Comparing Levels of Parallel Execution

CS 441 Lecture, Dr. Lawlor

We've talked about a bunch of different levels of parallelism in this course so far:

Pipelining, running different phases of different instructions at the same time (e.g., fetching the next instruction while decoding the current one). The limiting factor here is the number of pipeline stages--more stages means more parallelism, but also more overhead and higher latency. To hide the pipeline latency during a branch, modern machines work very hard to predict branches. Pipeline lengths vary from five stages for the classic fetch-decode-read-execute-write pipeline to the Pentium 4's giant 30-stage pipeline. Pipelines for more recent multicore machines are actually using fewer stages.
Superscalar execution, running the same phases of different instructions at the same time (e.g., running two adds simultaniously). The limiting factor here is dependencies between instructions. Modern CPUs use tricks like register renaming to eliminate WAR and WAW dependencies, but true dependencies (RAW) can't be renamed away. Modern CPUs also look out way ahead in the program in a large "window" to find non-dependent instructions. Typical modern CPUs can execute a maximum of four instructions simultaniously, but usually true dependencies keep that from occurring. Here's a good presentation on superscalar design; typically even an enormous 1000-instruction window only reveals a few dozen instructions that are ready to execute.
Single-Instruction-Multiple-Data (SIMD) instructions contain multiple independent operations in a single instruction. For example, x86 SSE instructions operate on 4 separate floats simultaniously. This is a much cheaper way to get hardware parallelism: instead of making the hardware carefully analyze sequential code to determine independent operations, the programmer just writes in blocks of independent operations directly. Future CPUs will have evenwider SIMD instructions: Intel's Larrabee x86 GPU will operate on 16 floats at a time. NVIDIA's GPU "thread warps" are really 32-float SIMD batches. ATI's GPU "wavefronts" operate on 64 floats at a time.
Symmetric Multi-Processing (SMP) is where you replicate the CPU cores to run separate threads simultaniously. Aside from ensuring the threads see the same memory ("cache coherent multiprocessing"), this is almost trivial from the hardware side--you just cookie-cutter out a set of identical CPUs. It's a lot harder to take advantage of multicore from the software side, although OpenMP helps a lot. Currently, dual core is standard equipment on laptops, quad core is common on desktops, and six or eight cores are becoming popular. Terminology: multiple processors in a single piece of silicon == multicore, multiple peices of silicon in a single pluggable device == multichip module, multiple peices of silicon plugged into separate sockets == multi socket SMP (and typically a lot more money too!).
Simultanious Multi-Threading (SMT) is a cheaper variant of SMP, where you only replicate the registers, but share the arithmetic hardware. The programming model is identical to SMP, typically OpenMP. Intel calls SMT "HyperThreading Technology", and usually has only two sets of registers sharing each core's ALUs. IBM's upcoming POWER7 and Sun's Niagra both have eight cores per die, with four threads per core, for a total of 32 threads per chip. GPUs typically have a ridiculously high fixed pool of registers (e.g., 16,384 registers!) that they divide up into a variable number of threads depending on how many registers the code currently needs; this can result in thousands of threads sharing a single arithmetic unit!
Clustering is where you replicate the entire box--CPU, RAM, network, and often even disk. The advantage of this is that everything is separate and replicated, so there are fewer bottlenecks and virtually everything scales up (including compute, memory bandwidth, network bandwidth, etc). The downside is that nothing is shared, so you need to explicitly communicate, typically via MPI.

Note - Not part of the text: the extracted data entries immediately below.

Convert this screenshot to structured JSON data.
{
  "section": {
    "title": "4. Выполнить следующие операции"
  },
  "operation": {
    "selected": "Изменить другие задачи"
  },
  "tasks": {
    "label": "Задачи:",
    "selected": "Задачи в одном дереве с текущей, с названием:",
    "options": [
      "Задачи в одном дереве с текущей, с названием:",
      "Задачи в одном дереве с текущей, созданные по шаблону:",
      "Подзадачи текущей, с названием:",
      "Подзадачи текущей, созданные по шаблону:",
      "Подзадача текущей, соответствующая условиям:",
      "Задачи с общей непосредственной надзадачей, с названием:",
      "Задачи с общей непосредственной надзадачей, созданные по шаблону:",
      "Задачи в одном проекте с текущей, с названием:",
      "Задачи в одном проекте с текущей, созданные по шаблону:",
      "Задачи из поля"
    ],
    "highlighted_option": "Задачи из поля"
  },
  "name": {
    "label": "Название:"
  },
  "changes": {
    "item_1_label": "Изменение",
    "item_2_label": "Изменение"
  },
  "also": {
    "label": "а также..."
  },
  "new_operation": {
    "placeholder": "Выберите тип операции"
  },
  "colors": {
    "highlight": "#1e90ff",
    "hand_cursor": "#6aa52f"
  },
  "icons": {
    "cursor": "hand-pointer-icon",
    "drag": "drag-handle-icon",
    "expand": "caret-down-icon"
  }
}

Each one of these levels of parallelism cascade into one another, so (hypothetically):

Pipelining lets a Power7 operate on different stages of 4 instructions at once.
Superscalar execution lets a Power7 execute 2 instructions simultaniously.
SIMD for Power is called AltiVec, and each instruction can operate on 4 floats.
SMP: the Power7 chips each have 8 cores.
SMT: each Power7 core runs 4 threads.
Clustering: NCSA is building a giant machine with 25,000 chips.

That's 200,000 cores; 800,000 threads; 3.2 million floats; or 25.6 million stages. That's a lot of parallelism. They're hoping to hit a dozen petaflops (12,000 trillion floating point operations per second), which they can get by finishing 3 million floating point operations per clock at a 4 GHz clock rate.